Harmonie war gestern. Zwischen dem Zentralkomitee der deutschen Katholiken und der Union gab es in letzter Zeit Misstöne. Nach scharfer Kritik der Kirchen an der Migrationspolitik von CDU und CSU trat die ehemalige CDU-Chefin Annegret Kramp-Karrenbauer aus dem Dachverband der katholischen Laien aus. Und erneuerte kurz vor der Bundestagswahl ihre Kritik an dem Gremium. "Man hält die eigene Position für die einzig richtige, und von der aus wird mit dem erhobenen Zeigefinger auf alle anderen herabgeredet", beklagte sie in der "Neuen Osnabrücker Zeitung".
Das ZdK habe die migrationspolitischen Debatten innerhalb der CDU schon länger sehr kritisch gesehen, fügte Kramp-Karrenbauer hinzu: "Das ist etwas Normales, das war immer schon so, und das habe ich auch immer gut ausgehalten." Doch den von ZdK-Präsidentin Irme Stetter-Karp vorgetragenen Vorwurf gegen Friedrich Merz könne sie nicht mittragen. In einem Interview der "Augsburger Allgemeinen" hatte Stetter-Karp angesichts der Debatten um die Unionsanträge zur inneren Sicherheit und zur Migrationspolitik sowie den Entwurf zum Zustrombegrenzungsgesetz gesagt, Merz verlasse "wissentlich in der Frage des Asylrechts den Boden des Grundgesetzes".
Gratulation samt Aufgabenliste für Merz
Am Abend der Bundestagswahl war der Ton versöhnlicher. "Ich gratuliere der Union mit ihrem Kanzlerkandidaten Friedrich Merz zum Wahlsieg. An ihn geht der Auftrag zur Regierungsbildung", so Stetter-Karp. Das klang so, als wolle da jemand gerne Brücken bauen. Allerdings gab die ZdK-Präsidentin tags darauf dem voraussichtlichen zehnten deutschen Bundeskanzler auch ein paar Aufgaben mit auf den Weg: "In Zeiten einer besorgniserregenden Fragmentierung der Gesellschaft braucht Deutschland jetzt einen Kanzler, der eint. Der europäisch denkt. Und der einem vielfältigen Land mit großen Herausforderungen Hoffnung gibt."
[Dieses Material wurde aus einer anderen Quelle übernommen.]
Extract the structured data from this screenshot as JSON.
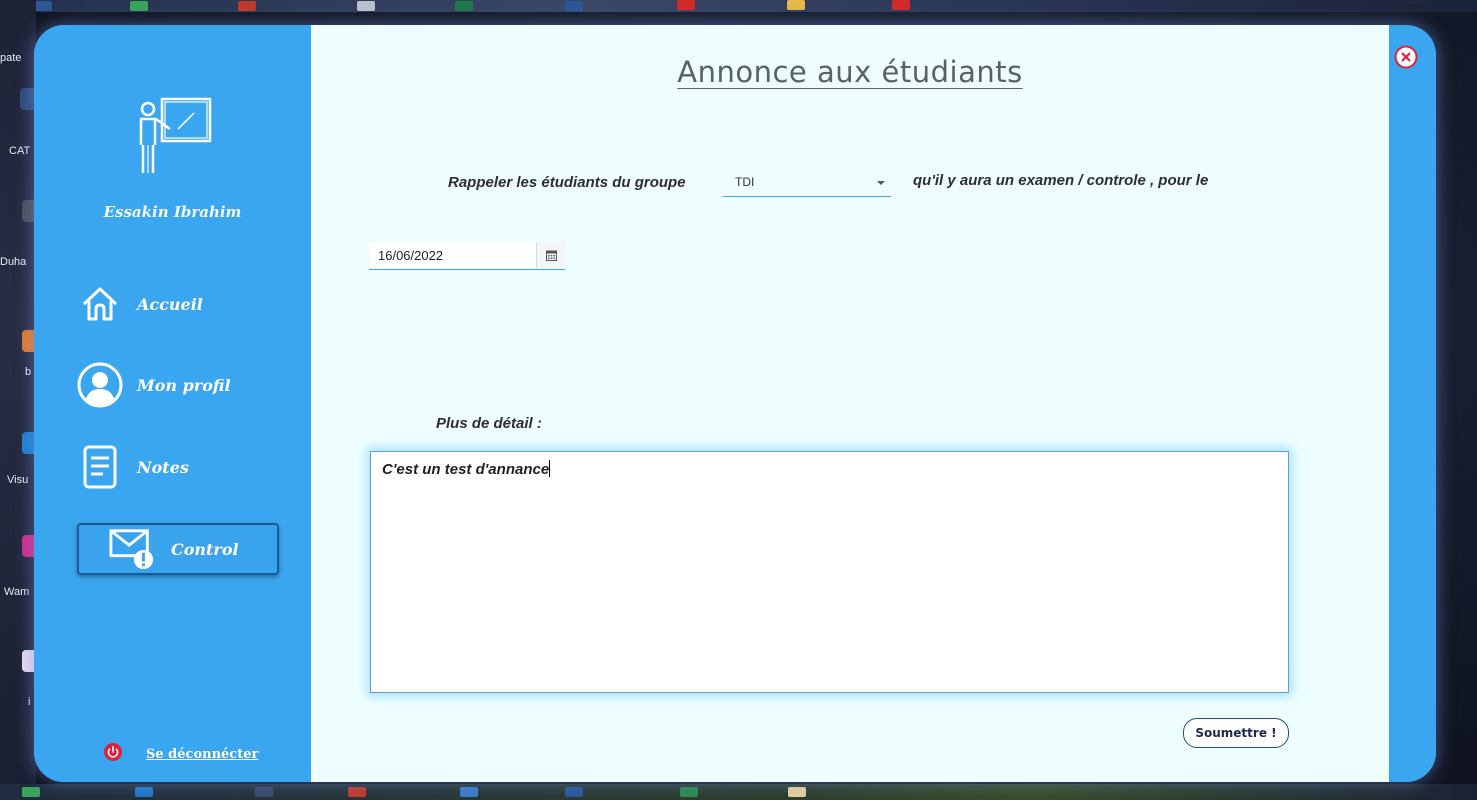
{
  "desktop": {
    "left_labels": [
      "pate",
      "CAT",
      "Duha",
      "b",
      "Visu",
      "Wam",
      "i"
    ]
  },
  "sidebar": {
    "user_name": "Essakin Ibrahim",
    "items": [
      {
        "label": "Accueil",
        "icon": "home-icon",
        "active": false
      },
      {
        "label": "Mon profil",
        "icon": "profile-icon",
        "active": false
      },
      {
        "label": "Notes",
        "icon": "notes-icon",
        "active": false
      },
      {
        "label": "Control",
        "icon": "mail-alert-icon",
        "active": true
      }
    ],
    "logout_label": "Se déconnécter"
  },
  "main": {
    "title": "Annonce aux étudiants",
    "sentence_part1": "Rappeler les étudiants du groupe",
    "group_value": "TDI",
    "sentence_part2": "qu'il y aura un examen / controle , pour le",
    "date_value": "16/06/2022",
    "detail_label": "Plus de détail :",
    "detail_text": "C'est un test d'annance",
    "submit_label": "Soumettre !"
  },
  "colors": {
    "sidebar": "#3ba6f0",
    "content": "#eefeff",
    "close": "#e0203a",
    "logout_icon": "#e0203a"
  }
}
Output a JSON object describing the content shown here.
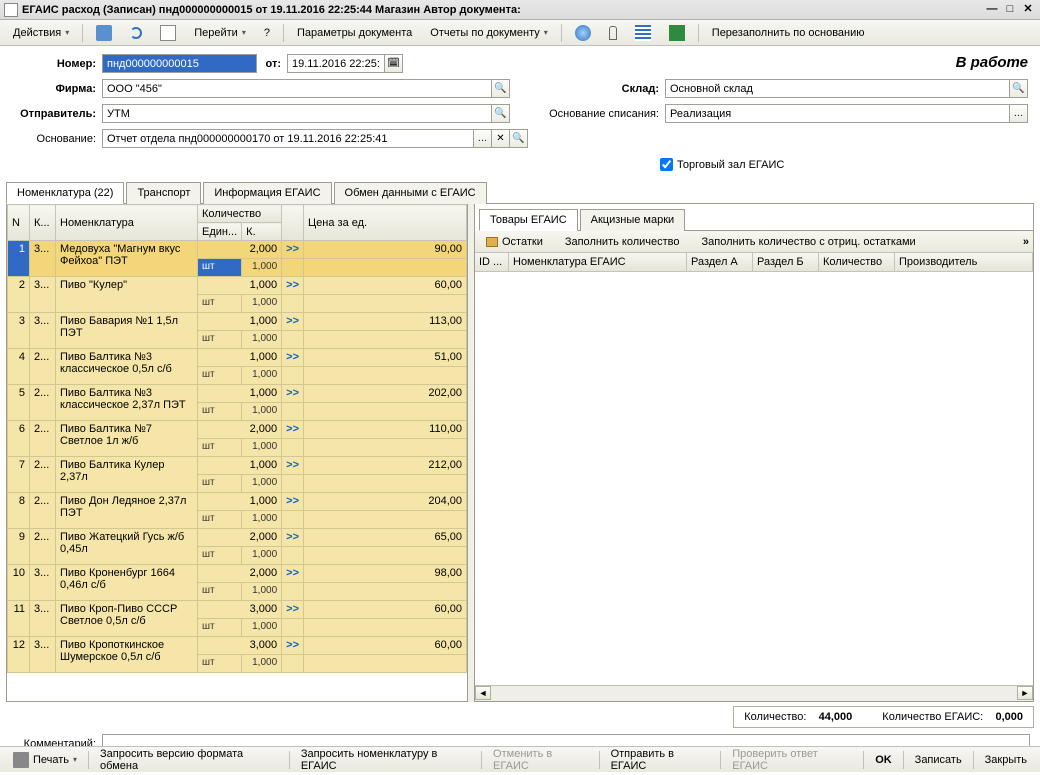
{
  "title": "ЕГАИС расход (Записан)  пнд000000000015 от 19.11.2016 22:25:44 Магазин Автор документа:",
  "toolbar": {
    "actions": "Действия",
    "goto": "Перейти",
    "params": "Параметры документа",
    "reports": "Отчеты по документу",
    "refill": "Перезаполнить по основанию"
  },
  "form": {
    "number_label": "Номер:",
    "number": "пнд000000000015",
    "from_label": "от:",
    "from": "19.11.2016 22:25:",
    "status": "В работе",
    "firm_label": "Фирма:",
    "firm": "ООО \"456\"",
    "warehouse_label": "Склад:",
    "warehouse": "Основной склад",
    "sender_label": "Отправитель:",
    "sender": "УТМ",
    "basis_wo_label": "Основание списания:",
    "basis_wo": "Реализация",
    "basis_label": "Основание:",
    "basis": "Отчет отдела пнд000000000170 от 19.11.2016 22:25:41",
    "hall_chk": "Торговый зал ЕГАИС"
  },
  "tabs": {
    "nomen": "Номенклатура (22)",
    "transport": "Транспорт",
    "info": "Информация ЕГАИС",
    "exchange": "Обмен данными с ЕГАИС"
  },
  "grid": {
    "h_n": "N",
    "h_k": "К...",
    "h_nom": "Номенклатура",
    "h_qty": "Количество",
    "h_unit": "Един...",
    "h_k2": "К.",
    "h_price": "Цена за ед.",
    "rows": [
      {
        "n": "1",
        "k": "3...",
        "name": "Медовуха \"Магнум вкус Фейхоа\" ПЭТ",
        "qty": "2,000",
        "unit": "шт",
        "k2": "1,000",
        "price": "90,00"
      },
      {
        "n": "2",
        "k": "3...",
        "name": "Пиво \"Кулер\"",
        "qty": "1,000",
        "unit": "шт",
        "k2": "1,000",
        "price": "60,00"
      },
      {
        "n": "3",
        "k": "3...",
        "name": "Пиво Бавария №1 1,5л ПЭТ",
        "qty": "1,000",
        "unit": "шт",
        "k2": "1,000",
        "price": "113,00"
      },
      {
        "n": "4",
        "k": "2...",
        "name": "Пиво Балтика №3 классическое 0,5л с/б",
        "qty": "1,000",
        "unit": "шт",
        "k2": "1,000",
        "price": "51,00"
      },
      {
        "n": "5",
        "k": "2...",
        "name": "Пиво Балтика №3 классическое 2,37л ПЭТ",
        "qty": "1,000",
        "unit": "шт",
        "k2": "1,000",
        "price": "202,00"
      },
      {
        "n": "6",
        "k": "2...",
        "name": "Пиво Балтика №7 Светлое 1л ж/б",
        "qty": "2,000",
        "unit": "шт",
        "k2": "1,000",
        "price": "110,00"
      },
      {
        "n": "7",
        "k": "2...",
        "name": "Пиво Балтика Кулер 2,37л",
        "qty": "1,000",
        "unit": "шт",
        "k2": "1,000",
        "price": "212,00"
      },
      {
        "n": "8",
        "k": "2...",
        "name": "Пиво Дон Ледяное 2,37л ПЭТ",
        "qty": "1,000",
        "unit": "шт",
        "k2": "1,000",
        "price": "204,00"
      },
      {
        "n": "9",
        "k": "2...",
        "name": "Пиво Жатецкий Гусь ж/б 0,45л",
        "qty": "2,000",
        "unit": "шт",
        "k2": "1,000",
        "price": "65,00"
      },
      {
        "n": "10",
        "k": "3...",
        "name": "Пиво Кроненбург 1664 0,46л с/б",
        "qty": "2,000",
        "unit": "шт",
        "k2": "1,000",
        "price": "98,00"
      },
      {
        "n": "11",
        "k": "3...",
        "name": "Пиво Кроп-Пиво СССР Светлое 0,5л с/б",
        "qty": "3,000",
        "unit": "шт",
        "k2": "1,000",
        "price": "60,00"
      },
      {
        "n": "12",
        "k": "3...",
        "name": "Пиво Кропоткинское Шумерское 0,5л с/б",
        "qty": "3,000",
        "unit": "шт",
        "k2": "1,000",
        "price": "60,00"
      }
    ]
  },
  "right": {
    "tab_goods": "Товары ЕГАИС",
    "tab_marks": "Акцизные марки",
    "btn_rest": "Остатки",
    "btn_fill": "Заполнить количество",
    "btn_fill_neg": "Заполнить количество с отриц. остатками",
    "h_id": "ID ...",
    "h_nom": "Номенклатура ЕГАИС",
    "h_sa": "Раздел А",
    "h_sb": "Раздел Б",
    "h_qty": "Количество",
    "h_prod": "Производитель"
  },
  "totals": {
    "qty_label": "Количество:",
    "qty": "44,000",
    "eqty_label": "Количество ЕГАИС:",
    "eqty": "0,000"
  },
  "comment_label": "Комментарий:",
  "bottom": {
    "print": "Печать",
    "req_ver": "Запросить версию формата обмена",
    "req_nom": "Запросить номенклатуру в ЕГАИС",
    "cancel_e": "Отменить в ЕГАИС",
    "send_e": "Отправить в ЕГАИС",
    "check_e": "Проверить ответ ЕГАИС",
    "ok": "OK",
    "save": "Записать",
    "close": "Закрыть"
  }
}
Denn das Regierungsschiff – und diese Ansicht teilen sie vermutlich nicht nur beim ZdK – fährt vom Sturm bedroht durch Angst, Not und Gefahr. Stetter-Karp formulierte es nach vorn gewandt: "Wer Zukunft will, darf in dieser Situation nicht zurück in die Vergangenheit. Nicht bei der Klimapolitik. Nicht bei der Wirtschafts- und auch nicht bei der Sozialpolitik." Das lässt sich durchaus als Spitze gegen Merz lesen, dem Kritiker eine zumindest in Teilen rückwärtsgewandte Politik unterstellen.
Debatte um Migrationspolitik geht weiter
So oder so: Die jüngsten Debatten um die Migrationspolitik dürften nicht nur die neue Bundesregierung, sondern auch die höchste repräsentative Vertretung der katholischen Laien in Deutschland noch eine Weile beschäftigen. Stetter-Karps Kritik an Merz ging beispielsweise auch dem Vorsitzende des Landeskomitees der Katholiken in Bayern, Joachim Unterländer, zu weit. Er sei "etwas unglücklich" über die Formulierung, sagte der CSU-Politiker Anfang des Monats der "Augsburger Allgemeinen". "Ich finde, wir müssen stärker über die Frage diskutieren: Wie viel Zuwanderung verträgt unsere Gesellschaft und wie können wir gelingende Integration schaffen?", fügte Unterländer hinzu.
Was die Wahrnehmung des Katholikenkomitees im politischen Berlin angeht, ist eine Unions-geführte Regierung offenbar kein Selbstläufer mehr. Die Gratulation an Merz mag dem Prinzip "kleines Senfkorn Hoffnung" folgen – aber die Verstimmung bei CDU und CSU hallt offenbar länger nach. Zwar widersprach Kramp-Karrenbauer im Interview der "Neuen Osnabrücker Zeitung" dem Vorwurf, die Kirchen seien inzwischen eine Vorfeldorganisation der Grünen. Aber gerade in der Gesellschaftspolitik, etwa in der Frage von Geschlechterrollen oder der sexuellen Identität, hätten sie sich schon angenähert, so die CDU-Politikerin: "In gleicher Weise sehe ich, dass sich Kirchen und CDU seit Längerem mit mehr Distanz begegnen."